Pauvre Castro !

Le Líder Máximo réplique vertement aux affirmations du magazine Forbes estimant sa fortune personnelle à 900 millions de dollars.

Publié le 22 mai 2006 Lecture : 3 minutes.

« Toute ma fortune tient dans la poche de votre chemise, Monsieur Bush ! » Il était vert de rage, le Líder Máximo, le 16 mai : pendant quatre heures et trente minutes – montre en main – d’une édition spéciale à la télévision nationale, Fidel Castro s’est défendu comme un beau diable contre les assertions du magazine américain Forbes lui attribuant une fortune personnelle de 900 millions de dollars. En 2005, le magazine lui avait déjà « prêté » 550 millions de dollars et en 2004, 150 millions.

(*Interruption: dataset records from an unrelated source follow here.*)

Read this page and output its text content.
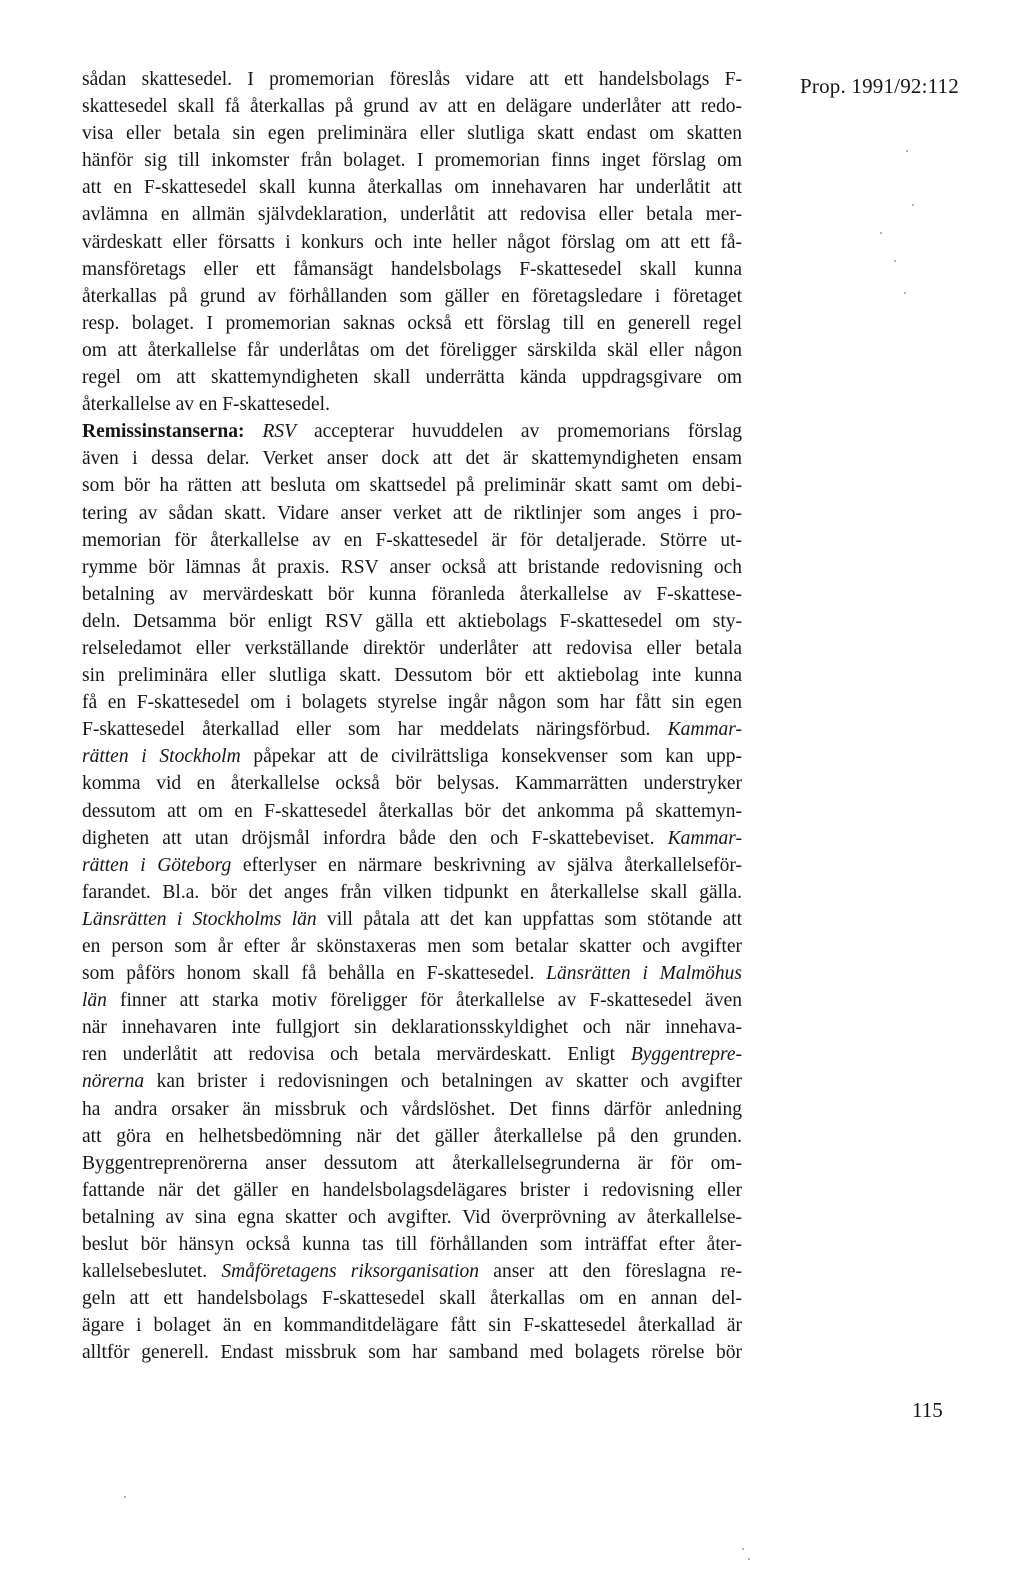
Prop. 1991/92:112
sådan skattesedel. I promemorian föreslås vidare att ett handelsbolags F-
skattesedel skall få återkallas på grund av att en delägare underlåter att redo-
visa eller betala sin egen preliminära eller slutliga skatt endast om skatten
hänför sig till inkomster från bolaget. I promemorian finns inget förslag om
att en F-skattesedel skall kunna återkallas om innehavaren har underlåtit att
avlämna en allmän självdeklaration, underlåtit att redovisa eller betala mer-
värdeskatt eller försatts i konkurs och inte heller något förslag om att ett få-
mansföretags eller ett fåmansägt handelsbolags F-skattesedel skall kunna
återkallas på grund av förhållanden som gäller en företagsledare i företaget
resp. bolaget. I promemorian saknas också ett förslag till en generell regel
om att återkallelse får underlåtas om det föreligger särskilda skäl eller någon
regel om att skattemyndigheten skall underrätta kända uppdragsgivare om
återkallelse av en F-skattesedel.
Remissinstanserna: RSV accepterar huvuddelen av promemorians förslag
även i dessa delar. Verket anser dock att det är skattemyndigheten ensam
som bör ha rätten att besluta om skattsedel på preliminär skatt samt om debi-
tering av sådan skatt. Vidare anser verket att de riktlinjer som anges i pro-
memorian för återkallelse av en F-skattesedel är för detaljerade. Större ut-
rymme bör lämnas åt praxis. RSV anser också att bristande redovisning och
betalning av mervärdeskatt bör kunna föranleda återkallelse av F-skattese-
deln. Detsamma bör enligt RSV gälla ett aktiebolags F-skattesedel om sty-
relseledamot eller verkställande direktör underlåter att redovisa eller betala
sin preliminära eller slutliga skatt. Dessutom bör ett aktiebolag inte kunna
få en F-skattesedel om i bolagets styrelse ingår någon som har fått sin egen
F-skattesedel återkallad eller som har meddelats näringsförbud. Kammar-
rätten i Stockholm påpekar att de civilrättsliga konsekvenser som kan upp-
komma vid en återkallelse också bör belysas. Kammarrätten understryker
dessutom att om en F-skattesedel återkallas bör det ankomma på skattemyn-
digheten att utan dröjsmål infordra både den och F-skattebeviset. Kammar-
rätten i Göteborg efterlyser en närmare beskrivning av själva återkallelseför-
farandet. Bl.a. bör det anges från vilken tidpunkt en återkallelse skall gälla.
Länsrätten i Stockholms län vill påtala att det kan uppfattas som stötande att
en person som år efter år skönstaxeras men som betalar skatter och avgifter
som påförs honom skall få behålla en F-skattesedel. Länsrätten i Malmöhus
län finner att starka motiv föreligger för återkallelse av F-skattesedel även
när innehavaren inte fullgjort sin deklarationsskyldighet och när innehava-
ren underlåtit att redovisa och betala mervärdeskatt. Enligt Byggentrepre-
nörerna kan brister i redovisningen och betalningen av skatter och avgifter
ha andra orsaker än missbruk och vårdslöshet. Det finns därför anledning
att göra en helhetsbedömning när det gäller återkallelse på den grunden.
Byggentreprenörerna anser dessutom att återkallelsegrunderna är för om-
fattande när det gäller en handelsbolagsdelägares brister i redovisning eller
betalning av sina egna skatter och avgifter. Vid överprövning av återkallelse-
beslut bör hänsyn också kunna tas till förhållanden som inträffat efter åter-
kallelsebeslutet. Småföretagens riksorganisation anser att den föreslagna re-
geln att ett handelsbolags F-skattesedel skall återkallas om en annan del-
ägare i bolaget än en kommanditdelägare fått sin F-skattesedel återkallad är
alltför generell. Endast missbruk som har samband med bolagets rörelse bör
115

Forbes publie, chaque année, un palmarès des plus grandes fortunes du monde que survolent, de très loin, les milliardaires Bill Gates, fondateur de Microsoft (50 milliards de dollars), et Warren Buffet (42 milliards). Le palmarès dans lequel prend place Castro est réservé aux dirigeants, présidents élus, dictateurs ou têtes couronnées. Le classement 2006 est le suivant : premier, le roi Abdallah d’Arabie saoudite (21 milliards de dollars), talonné par le sultan de Brunei Hassanal Bolkiah (20 milliards) et par le président des Émirats arabes unis Cheikh Khalifa Ibn Zayed al-Nahyane (19 milliards) ; ils ont distancé les 14 milliards du dirigeant de Dubaï, Cheikh Mohamed Ibn Rached al-Maktoum. La cinquième place est occupée par le prince Hans-Adam, du Liechtenstein, avec 4 milliards de dollars, suivi par Albert de Monaco, avec 1 milliard. Castro pointerait donc en septième position avec 900 misérables millions de dollars, devançant le président de la Guinée équatoriale, Teodoro Obiang Nguema (800 millions), la reine Élisabeth II d’Angleterre (500 millions) et la reine Béatrix des Pays-Bas (270 millions).

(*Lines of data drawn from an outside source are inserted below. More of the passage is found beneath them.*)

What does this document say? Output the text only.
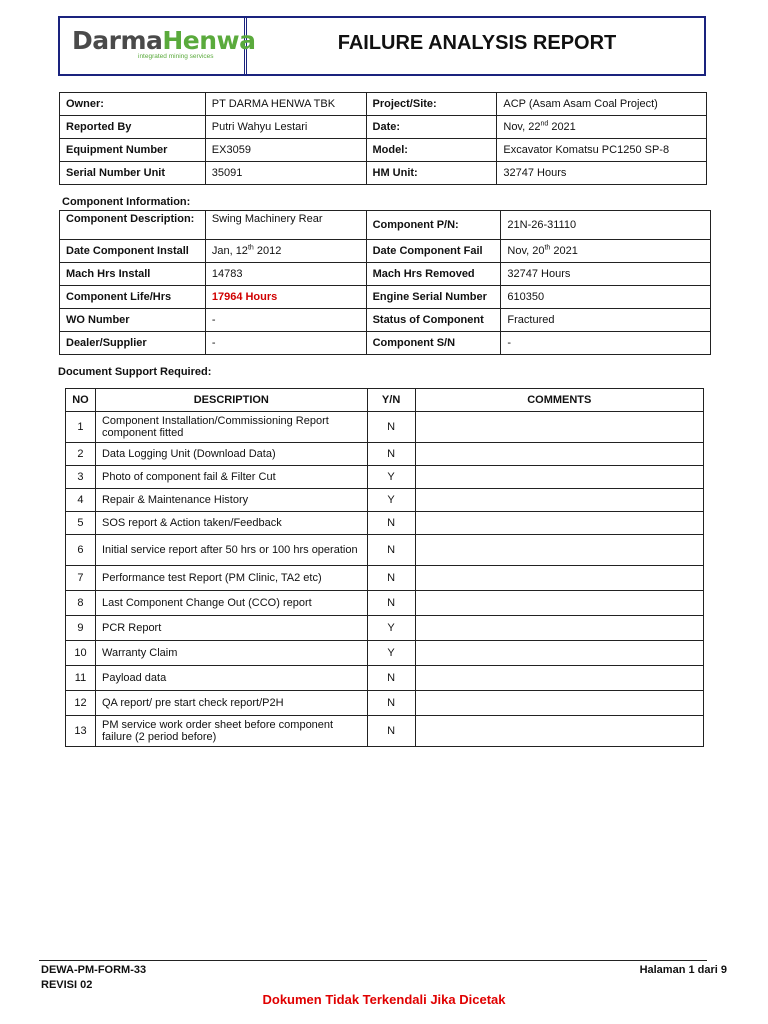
DarmaHenwa
integrated mining services
FAILURE ANALYSIS REPORT
Owner:	PT DARMA HENWA TBK	Project/Site:	ACP (Asam Asam Coal Project)
Reported By	Putri Wahyu Lestari	Date:	Nov, 22nd 2021
Equipment Number	EX3059	Model:	Excavator Komatsu PC1250 SP-8
Serial Number Unit	35091	HM Unit:	32747 Hours
Component Information:
Component Description:	Swing Machinery Rear	Component P/N:	21N-26-31110
Date Component Install	Jan, 12th 2012	Date Component Fail	Nov, 20th 2021
Mach Hrs Install	14783	Mach Hrs Removed	32747 Hours
Component Life/Hrs	17964 Hours	Engine Serial Number	610350
WO Number	-	Status of Component	Fractured
Dealer/Supplier	-	Component S/N	-
Document Support Required:
NO	DESCRIPTION	Y/N	COMMENTS
1	Component Installation/Commissioning Report component fitted	N	
2	Data Logging Unit (Download Data)	N	
3	Photo of component fail & Filter Cut	Y	
4	Repair & Maintenance History	Y	
5	SOS report & Action taken/Feedback	N	
6	Initial service report after 50 hrs or 100 hrs operation	N	
7	Performance test Report (PM Clinic, TA2 etc)	N	
8	Last Component Change Out (CCO) report	N	
9	PCR Report	Y	
10	Warranty Claim	Y	
11	Payload data	N	
12	QA report/ pre start check report/P2H	N	
13	PM service work order sheet before component failure (2 period before)	N	
DEWA-PM-FORM-33
REVISI 02
Halaman 1 dari 9
Dokumen Tidak Terkendali Jika Dicetak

Parmi les institutions qui draineraient vers le Líder ces millions de dollars, Forbes cite El Palacio de Convenciones, un centre de congrès, mais aussi l’entreprise publique Cimex, qui détient le monopole de l’import-export cubain, et Medicuba, qui commercialise les médicaments et les vaccins à Cuba.

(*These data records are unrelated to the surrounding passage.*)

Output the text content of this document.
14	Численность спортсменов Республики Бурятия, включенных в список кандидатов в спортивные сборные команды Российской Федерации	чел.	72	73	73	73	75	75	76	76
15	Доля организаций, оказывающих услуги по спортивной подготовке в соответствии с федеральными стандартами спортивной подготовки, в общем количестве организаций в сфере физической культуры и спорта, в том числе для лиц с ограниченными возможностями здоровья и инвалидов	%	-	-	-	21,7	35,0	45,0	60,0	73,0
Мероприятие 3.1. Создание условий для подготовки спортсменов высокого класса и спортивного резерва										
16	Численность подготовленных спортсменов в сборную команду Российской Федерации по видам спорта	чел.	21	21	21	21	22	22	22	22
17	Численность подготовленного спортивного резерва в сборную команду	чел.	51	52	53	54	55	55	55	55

Castro a riposté à ces « infâmes calomnies », lui qui n’est « pas né totalement pauvre », puisque son père « possédait des milliers d’hectares de terres, toutes remises aux paysans, après la victoire de la Révolution ». Assimilant la position de Forbes aux turpitudes des dirigeants américains, il s’en est pris à l’équipe Bush avec une rare vigueur. « S’ils prouvent que j’ai un compte à l’étranger, je renonce à ma charge et aux fonctions que j’exerce, a-t-il grondé. Je défie, en premier lieu, le président Bush, la CIA, les trente-trois organes de renseignements des États-Unis de prouver quoi que ce soit. Et s’ils le prouvent, ils n’auront plus besoin de préparer des plans pour m’abattre, car je leur ferai cadeau de ce qu’ils ont toujours cherché en vain. » La blessure est incontestable ou le comédien hors pair. « Ils me prennent pour Mobutu, l’ancien président du Zaïre, ou pour l’un de ces milliardaires, voleurs ou pillards, que l’empire [américain] a nourris à son sein ! » a-t-il tempêté, affirmant « avoir la nausée » de devoir « se défendre de ces ordures ».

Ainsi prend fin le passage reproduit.